Si genit Teja Biru berjingkrakan seperti orang gatelen dan betapa terkejutnya, lebih-lebih ketika dari selasela leher bajunya yang lebar itu mencungul sebuah ekor belang-belang berwarna hitam kuning sambil bergerak-gerak nakal ke kiri kanan. Maka kontan si genit Teja Biru menjerit sekeras-kerasnya.
"Hiii... ular weliiing!"
Dapat dibayangkan betapa mengerikan peristiwa ini, terlebih lagi bagi si cantik Teja Biru, yang kadang kala bergaya agak sombong. Sehingga keadaan seperti berbalik sama sekali.

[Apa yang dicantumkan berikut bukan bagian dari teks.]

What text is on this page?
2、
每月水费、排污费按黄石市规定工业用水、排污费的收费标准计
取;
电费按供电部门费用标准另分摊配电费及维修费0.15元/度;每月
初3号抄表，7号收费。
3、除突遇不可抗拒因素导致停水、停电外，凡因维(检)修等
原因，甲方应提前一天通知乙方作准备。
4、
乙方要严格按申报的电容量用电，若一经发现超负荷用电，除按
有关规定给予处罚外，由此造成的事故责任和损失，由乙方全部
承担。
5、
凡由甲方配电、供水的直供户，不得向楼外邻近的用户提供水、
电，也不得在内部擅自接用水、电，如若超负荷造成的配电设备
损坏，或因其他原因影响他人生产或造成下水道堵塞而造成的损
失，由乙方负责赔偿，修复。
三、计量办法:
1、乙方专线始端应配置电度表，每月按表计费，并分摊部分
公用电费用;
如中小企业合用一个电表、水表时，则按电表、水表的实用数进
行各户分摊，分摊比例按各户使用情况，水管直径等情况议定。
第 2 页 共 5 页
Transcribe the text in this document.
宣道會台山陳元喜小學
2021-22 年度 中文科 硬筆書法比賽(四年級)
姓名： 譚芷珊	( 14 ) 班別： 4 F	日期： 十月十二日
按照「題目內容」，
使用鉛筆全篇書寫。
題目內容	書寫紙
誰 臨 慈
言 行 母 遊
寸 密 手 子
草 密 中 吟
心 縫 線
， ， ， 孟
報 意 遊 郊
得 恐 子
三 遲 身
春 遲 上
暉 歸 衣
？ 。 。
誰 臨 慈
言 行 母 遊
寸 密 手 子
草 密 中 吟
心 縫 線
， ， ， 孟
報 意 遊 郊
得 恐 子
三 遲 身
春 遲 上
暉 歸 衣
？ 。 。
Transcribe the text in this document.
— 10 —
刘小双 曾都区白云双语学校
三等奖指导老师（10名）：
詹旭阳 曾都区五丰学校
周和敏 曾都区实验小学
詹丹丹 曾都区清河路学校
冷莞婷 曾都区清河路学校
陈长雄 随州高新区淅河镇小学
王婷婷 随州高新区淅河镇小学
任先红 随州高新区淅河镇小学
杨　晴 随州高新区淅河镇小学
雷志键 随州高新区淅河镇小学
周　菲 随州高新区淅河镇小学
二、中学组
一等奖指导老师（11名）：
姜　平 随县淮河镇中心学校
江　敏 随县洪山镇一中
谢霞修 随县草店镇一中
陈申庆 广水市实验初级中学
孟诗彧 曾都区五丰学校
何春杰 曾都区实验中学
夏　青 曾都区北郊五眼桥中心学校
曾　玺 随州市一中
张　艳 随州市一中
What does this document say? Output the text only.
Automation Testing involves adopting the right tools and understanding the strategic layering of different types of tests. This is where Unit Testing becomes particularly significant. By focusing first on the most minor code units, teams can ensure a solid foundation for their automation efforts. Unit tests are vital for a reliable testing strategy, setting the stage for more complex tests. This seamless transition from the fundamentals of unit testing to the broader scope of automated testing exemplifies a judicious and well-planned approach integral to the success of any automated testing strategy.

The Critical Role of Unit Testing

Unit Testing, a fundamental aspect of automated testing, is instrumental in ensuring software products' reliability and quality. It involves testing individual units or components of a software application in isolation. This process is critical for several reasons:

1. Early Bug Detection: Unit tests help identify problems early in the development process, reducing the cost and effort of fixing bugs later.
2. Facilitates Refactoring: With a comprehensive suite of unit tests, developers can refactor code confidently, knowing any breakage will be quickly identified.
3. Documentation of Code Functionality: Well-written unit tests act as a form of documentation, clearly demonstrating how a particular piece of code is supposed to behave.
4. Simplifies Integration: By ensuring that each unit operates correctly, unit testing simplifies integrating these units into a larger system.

Kalau semula ia tertawa girang, tiba-tiba kini ia menjerit-jerit ketakutan.
Arya Demung, Si Mulut Bertudung dan segenap orang-orang di situ pada kebingungan. Tapi dapat berbuat apakah mereka ini? Bukankah kejadian ini cukup mengagetkan sehingga kebanyakan mereka tertegun seperti arca.
"Heh, heh, heh. Wong denok ayu, engkaulah yang kalah. Kau tak perlu takut. Ularku itu cuma nunut agar tidak kedinginan," ujar Wasi Sableng, jagoan yang suka berlaku lucu edan-edanan itu.
"Ular welingku tidak akan menggigit. Mengaku kalahlah, Teja Biru! Nanti ia akan kuambil kembali dari tempat itu!"
"Lekas ambil!" teriak Teja Biru sambil berjingkrakan dan berlari keluar dari pendapa dengan diiringi pandangan mata yang melotot dan mulut melongo dari para penonton yang kebingungan.
"Hiii... tolong... tolong!" Sejenak kemudian meledaklah ketawa para penonton dengan berakhirnya pertandingan tadi dalam peristiwa yang mengerikan tapi juga lucu. Mereka yakin bahwa kedua tokoh itu akan selamat tanpa cedera
apapun.
Di tengah-tengah gelak ketawa yang riuh itu, masuklah si Klenteng dengan wajah yang tegang dan napas berangsur-angsur tak teratur. Rupanya saja ia baru melakukan perjalanan jauh dan tergesa-gesa. Berbintik-bintik peluh yang menempel pada dahinya.
Saudagar Arya Demung terkejut pula melihat kedatangan Si Klenteng. Sebentar saja, iapun lebih tertarik kepada kedatangan Klenteng, sebab ia yakin bahwa setiap kedatangan orang ini, pastilah membawa beritaberita penting.
"Hei, kau tampak terengah-engah, Klenteng? Adakah sesuatu yang penting sampai engkau krenggosan seperti itu?" ujar Arya Demung menanyakan perihal keadaan pengikutnya yang bertubuh pendek hitam itu.
"Benar, Ki Demung! Sesuatu yang penting!"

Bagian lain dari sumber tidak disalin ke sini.